On Thursday, U.S. lawmakers introduced the International Human Rights Defense Act, a bill designed to protect and promote the rights of the international lesbian, gay, bisexual and transgender (LGBT) community.

 

The bill was introduced in the Senate by Sen. Edward Markey of Massachusetts and in the House by Rep. Alan Lowenthal of California, both Democrats. The legislation would appoint a special envoy within the U.S. Department of State to coordinate efforts to prevent discrimination and advance the rights of LGBT people worldwide.

 

The Bill:
 

"International Human Rights Defense Act - Directs the Secretary of State to establish in the Department of State's Bureau of Democracy, Human Rights, and Labor a Special Envoy for the Human Rights of LGBT Peoples who shall: (1) direct U.S. government efforts regarding human rights abuses against the LGBT community internationally and the advancement of human rights for LGBT (lesbian, gay, bisexual, or transgender) people in U.S. foreign policy, and (2) represent the United States internationally in bilateral and multilateral engagement on these matters.
 

Directs the Special Envoy to develop or update annually for six years a U.S. global strategy to prevent and respond to discrimination and violence against LGBT people.
 

Authorizes the Secretary and the Administrator of the United States Agency for International Development (USAID) to provide assistance to prevent and respond to discrimination and violence against LGBT people."

 

“With the rights of the LGBT community under attack around the globe, we must stand hand-in-hand with them in the struggle for recognition and equality everywhere," Sen.

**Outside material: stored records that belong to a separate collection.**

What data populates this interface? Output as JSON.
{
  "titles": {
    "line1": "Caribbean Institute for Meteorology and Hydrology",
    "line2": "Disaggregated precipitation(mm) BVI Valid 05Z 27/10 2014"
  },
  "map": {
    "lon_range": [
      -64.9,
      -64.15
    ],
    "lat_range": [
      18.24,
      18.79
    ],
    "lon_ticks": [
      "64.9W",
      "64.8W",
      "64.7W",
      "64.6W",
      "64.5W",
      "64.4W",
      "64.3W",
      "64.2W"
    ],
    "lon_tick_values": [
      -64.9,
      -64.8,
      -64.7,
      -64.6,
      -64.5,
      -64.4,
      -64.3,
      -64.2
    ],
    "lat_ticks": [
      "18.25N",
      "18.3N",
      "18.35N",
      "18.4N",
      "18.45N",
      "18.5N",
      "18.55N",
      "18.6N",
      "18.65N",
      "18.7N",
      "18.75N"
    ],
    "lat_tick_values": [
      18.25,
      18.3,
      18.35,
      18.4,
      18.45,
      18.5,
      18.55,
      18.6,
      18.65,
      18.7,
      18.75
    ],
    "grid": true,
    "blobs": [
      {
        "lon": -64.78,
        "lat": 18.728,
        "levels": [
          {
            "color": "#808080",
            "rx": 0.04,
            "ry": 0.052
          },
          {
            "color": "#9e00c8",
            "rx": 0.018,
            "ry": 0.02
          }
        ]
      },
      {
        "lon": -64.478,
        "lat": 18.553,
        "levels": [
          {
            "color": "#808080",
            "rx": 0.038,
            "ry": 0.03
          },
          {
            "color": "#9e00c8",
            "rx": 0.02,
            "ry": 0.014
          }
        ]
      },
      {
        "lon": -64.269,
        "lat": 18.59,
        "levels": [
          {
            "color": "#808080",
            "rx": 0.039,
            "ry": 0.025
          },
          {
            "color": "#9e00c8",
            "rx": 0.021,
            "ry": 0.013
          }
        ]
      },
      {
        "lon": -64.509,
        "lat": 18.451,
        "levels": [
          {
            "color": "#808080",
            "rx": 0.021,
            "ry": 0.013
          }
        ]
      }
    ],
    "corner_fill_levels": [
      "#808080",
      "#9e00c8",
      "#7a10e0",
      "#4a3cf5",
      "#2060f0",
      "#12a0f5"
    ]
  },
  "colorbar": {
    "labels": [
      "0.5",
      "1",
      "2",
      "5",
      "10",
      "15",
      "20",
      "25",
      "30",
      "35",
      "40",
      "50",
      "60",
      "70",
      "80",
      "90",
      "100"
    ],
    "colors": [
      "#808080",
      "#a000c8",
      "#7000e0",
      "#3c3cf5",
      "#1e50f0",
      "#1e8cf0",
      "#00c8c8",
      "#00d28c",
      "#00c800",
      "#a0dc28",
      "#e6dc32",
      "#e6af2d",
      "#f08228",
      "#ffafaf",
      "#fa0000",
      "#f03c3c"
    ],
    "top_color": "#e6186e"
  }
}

Markey said.

 

The same bill was introduced by Markey in 2014, but never reached a vote. One wonders if the Bill will recieve any movement with an all Republican majority, where it seems Republicans do not have a majority who favor LGBTI rightts at home, let alone abroad.

 

 

Reuters Reports :

Its re-introduction this year comes as talks about the initiative are underway at the State Department, a spokeswoman for Markey told Reuters. "The Senator is proud of the level of support and the high level of attention to this especially within the State Department," Gisele Barry said."
 

“We must do what we can as a nation to enforce the precept that all human beings ... are entitled to a basic set of human rights which include the right to love who they choose without fear of punishment or death. LGBT rights are human rights,” said Lowenthal, the bill's co-sponsor, in the statement.
 

As LGBT rights, and especially same-sex couples' right to marry, gained momentum across the United States throughout 2014, Anti-LGBT legislation and persecution is increasing in many countries the world.
 

In 2014, Nigeria, The Gambia and Uganda passed onerous anti-homosexuality legislation, and together with other African countries continued state sancitoned persecution of LGBTI people.